Intruders’ Glen Morgan, who is an X-Files veteran, said that when he started out on 21 Jump Street, U.S. primetime was “cop shows and lawyer shows. The Twilight Zone had been successful and Star Trek had been very successful and even after Star Wars there was still hesitation. The X-Files filled a hole. So the audience has always wanted it. You just had (at the time) a generation of studio heads and people that greenlit projects that were just uncomfortable with the geek thing. And now the guys who are pushing the buttons grew up on X-Files and Doctor Who.”
It was suggested to Moffat that Doctor Who storylines are “preposterous”, but he countered they are “extravagant.” He elaborated, “Obviously we go hell-for-leather on the sci-fi fantasy aspect of Doctor Who because the main character lives in a telephone box that’s bigger on the inside and travels in time and can change his face whenever he’s ill – or the actor asks for a pay rise… The show has to match up to that. You can’t just introduce a character like that and then just have him teach in a school. It wouldn’t really work, would it?”

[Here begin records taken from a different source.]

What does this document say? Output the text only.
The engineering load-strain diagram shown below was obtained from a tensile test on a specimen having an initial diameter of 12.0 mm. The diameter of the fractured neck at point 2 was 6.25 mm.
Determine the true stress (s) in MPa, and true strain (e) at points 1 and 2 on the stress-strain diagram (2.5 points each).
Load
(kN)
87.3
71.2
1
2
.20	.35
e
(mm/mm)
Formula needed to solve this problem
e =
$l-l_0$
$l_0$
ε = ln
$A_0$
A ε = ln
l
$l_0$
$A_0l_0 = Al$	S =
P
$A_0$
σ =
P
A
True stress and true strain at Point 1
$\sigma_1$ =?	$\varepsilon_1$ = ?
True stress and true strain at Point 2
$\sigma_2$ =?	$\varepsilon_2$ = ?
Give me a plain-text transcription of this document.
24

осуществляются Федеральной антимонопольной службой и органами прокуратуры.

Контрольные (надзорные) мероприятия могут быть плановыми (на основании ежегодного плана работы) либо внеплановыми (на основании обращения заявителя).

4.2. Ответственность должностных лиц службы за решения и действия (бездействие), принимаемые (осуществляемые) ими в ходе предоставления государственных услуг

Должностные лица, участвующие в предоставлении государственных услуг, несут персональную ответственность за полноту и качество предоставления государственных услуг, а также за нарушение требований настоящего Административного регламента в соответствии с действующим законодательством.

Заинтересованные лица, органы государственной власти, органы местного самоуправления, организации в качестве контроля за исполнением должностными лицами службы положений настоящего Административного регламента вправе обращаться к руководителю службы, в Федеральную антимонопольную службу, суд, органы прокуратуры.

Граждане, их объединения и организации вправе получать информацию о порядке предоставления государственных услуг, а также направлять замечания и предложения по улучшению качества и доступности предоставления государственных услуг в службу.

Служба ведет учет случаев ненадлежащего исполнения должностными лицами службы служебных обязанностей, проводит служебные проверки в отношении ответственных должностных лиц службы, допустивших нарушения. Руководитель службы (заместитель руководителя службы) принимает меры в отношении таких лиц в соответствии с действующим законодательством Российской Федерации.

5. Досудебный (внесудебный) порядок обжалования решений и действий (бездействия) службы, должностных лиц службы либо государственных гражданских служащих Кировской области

Why it works is “while it is fantastic and absurd and preposterous and mad, emotionally it’s quite grounded. It is frequently the intimate moments that make it connect with its audience.”
On changing the Doctor every so often, Moffat quipped, “It’s the best example of a recast ever. Not only do you change the lead. Each Doctor is quite different. We say the Doctor’s personality rearranges itself. That means Doctor Who can be a star vehicle and yet counterintuitively it can be a star vehicle for now 12 different actors. It’s a brand new show every few years.”
(Slightly off-topic but talking about Sherlock, Moffat said he didn’t have too many jitters about reintroducing a beloved character in such a modern way, but there was a moment when his new version of Doctor Who was about to come out in the same few months as Sherlock and he thought, “If I screw both these up, all I have to do is shoot Daniel Craig in the face and I’ve screwed British culture.”)
Turning back to Shyamalan and Wayward Pines, the helmer said it was the humor that really drew him to it. Footage from the David Lynch-esque series which will air in 2015 was shown and there is indeed dark humor. Shyamalan admitted he secretly wants to make comedies.
Looking at the other panelists, he said he had been trying to do television for a while, but “It’s very scary to me what you guys do. Since I was a teenager I’ve been making movies. I know how to do a two-hour (film) and in my head I can time it. In my head it becomes a mathematical thing. Sixth Sense is 107 minutes, Unbreakable is 107 minutes, Signs is 107 minutes, The Village is 107 minutes. This is completely new math for me. I was terrified so I said no a lot. Any excuse to not do it. I was looking and this came as a pilot and I read it at night and closed it and I was like ‘as long as everyone isn’t dead, I’m very interested’.”